Les réseaux criminels sont devenus une puissance économique indissociable du capitalisme. Ils disposent, en effet, des capitaux et des liquidités indispensables à sa viabilité. Très prospères sur les marchés de la drogue, de la prostitution, de la vente d’armes et des contrefaçons, ils s’étendent également à la finance internationale par le biais du blanchiment d’argent et du recyclage de capitaux, ainsi que par la corruption des marchés publics.
Plus généralement, tous les secteurs présentant un fort potentiel de gains peuvent être investis par la criminalité, par le biais de « zones grises » de complicité et de connivence. Il s’agit d’espaces à la frontière entre légalité et illégalité, dans lesquels criminels, responsables politiques, entrepreneurs et fonctionnaires nouent des alliances et échangent des faveurs : les réseaux criminels offrent protection, intermédiation et capitaux aux acteurs économiques et professionnels ; en échange, ceux-ci offrent des compétences dont la criminalité est dépourvue.
Par ce biais, des capitaux illicites sont investis dans les marchés et la criminalité organisée agit comme régulateur des activités économiques, en faisant baisser les coûts et en produisant des contextes favorables à la concurrence, y compris grâce à son réseau relationnel très étendu, qui facilite la captation d’informations et de collaborations, d’où une pénétration progressive de l’économie illégale dans l’économie légale.

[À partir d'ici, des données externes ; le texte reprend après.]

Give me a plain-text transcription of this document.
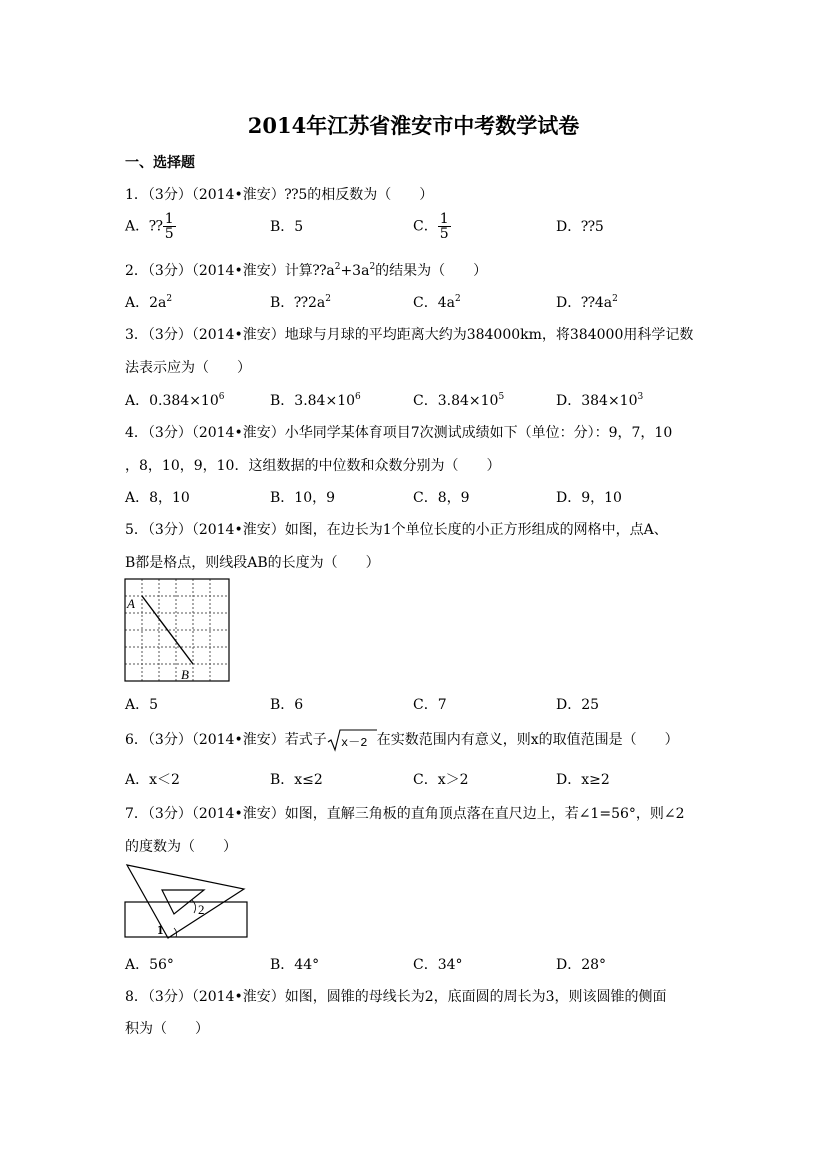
2014年江苏省淮安市中考数学试卷
一、选择题
1．（3分）（2014•淮安）⁇5的相反数为（　　）
A．⁇ $\frac{1}{5}$	B．5	C． $\frac{1}{5}$	D．⁇5
2．（3分）（2014•淮安）计算$⁇a^2+3a^2$的结果为（　　）
A．$2a^2$	B．$⁇2a^2$	C．$4a^2$	D．$⁇4a^2$
3．（3分）（2014•淮安）地球与月球的平均距离大约为384000km，将384000用科学记数
法表示应为（　　）
A．$0.384\times 10^6$	B．$3.84\times 10^6$	C．$3.84\times 10^5$	D．$384\times 10^3$
4．（3分）（2014•淮安）小华同学某体育项目7次测试成绩如下（单位：分）：9，7，10
，8，10，9，10．这组数据的中位数和众数分别为（　　）
A．8，10	B．10，9	C．8，9	D．9，10
5．（3分）（2014•淮安）如图，在边长为1个单位长度的小正方形组成的网格中，点A、
B都是格点，则线段AB的长度为（　　）
A
B
A．5	B．6	C．7	D．25
6．（3分）（2014•淮安）若式子 x－2 在实数范围内有意义，则x的取值范围是（　　）
A．x＜2	B．x≤2	C．x＞2	D．x≥2
7．（3分）（2014•淮安）如图，直解三角板的直角顶点落在直尺边上，若∠1=56°，则∠2
的度数为（　　）
2
1
A．56°	B．44°	C．34°	D．28°
8．（3分）（2014•淮安）如图，圆锥的母线长为2，底面圆的周长为3，则该圆锥的侧面
积为（　　）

Depuis la crise économique de 2008, ces formes d’entrelacement se sont structurées dans tous les pays. L’actuelle crise sanitaire n’a fait que les renforcer, les étendant aux services et aux solidarités. La possibilité de disposer immédiatement de capitaux, d’altérer les marchés par la violence, la corruption ou l’intimidation, enfin de contrôler les réseaux d’influence politique, assurent à la criminalité une place de choix au sein du marché capitaliste et une forte réactivité en temps de crise.
Or, en dépit de cette réalité, de récentes études montrent une relative indifférence des opinions publiques européennes à ces questions : chacun s’imagine qu’elles ne concernent que des populations spécifiques ou des zones limitées géographiquement, comme les banlieues des grandes villes métropolitaines. Un espace résiduel donc, qui relève du pouvoir judiciaire et des services de police, et dont l’opinion publique pourrait rester à l’écart.
Une étude du réseau civique DeMains Libres [2] a montré que, dans l’imaginaire collectif européen, prévaut une représentation symbolique et folklorique du crime et de ses pseudo-structures de gouvernance (les clans, le territoire…), la criminalité étant censée se manifester par des traits identitaires et culturels spécifiques. Reléguée aux « cités sensibles », elle n’aurait pas besoin d’un traitement spécifique de plus grande ampleur.
Cette lecture banalisée de la réalité criminelle et du périmètre de sa zone d’influence conduit à occulter l’ensemble des intérêts économiques et financiers obtenus par des réseaux d’affaires et des illégalités politiques inscrits dans la mondialisation. Le traitement des questions relevant des réseaux criminels reste ainsi la prérogative des palais de justice, des magistrats, des chercheurs ou des journalistes spécialisés, tandis que la société civile, peu informée, se montre peu mobilisée.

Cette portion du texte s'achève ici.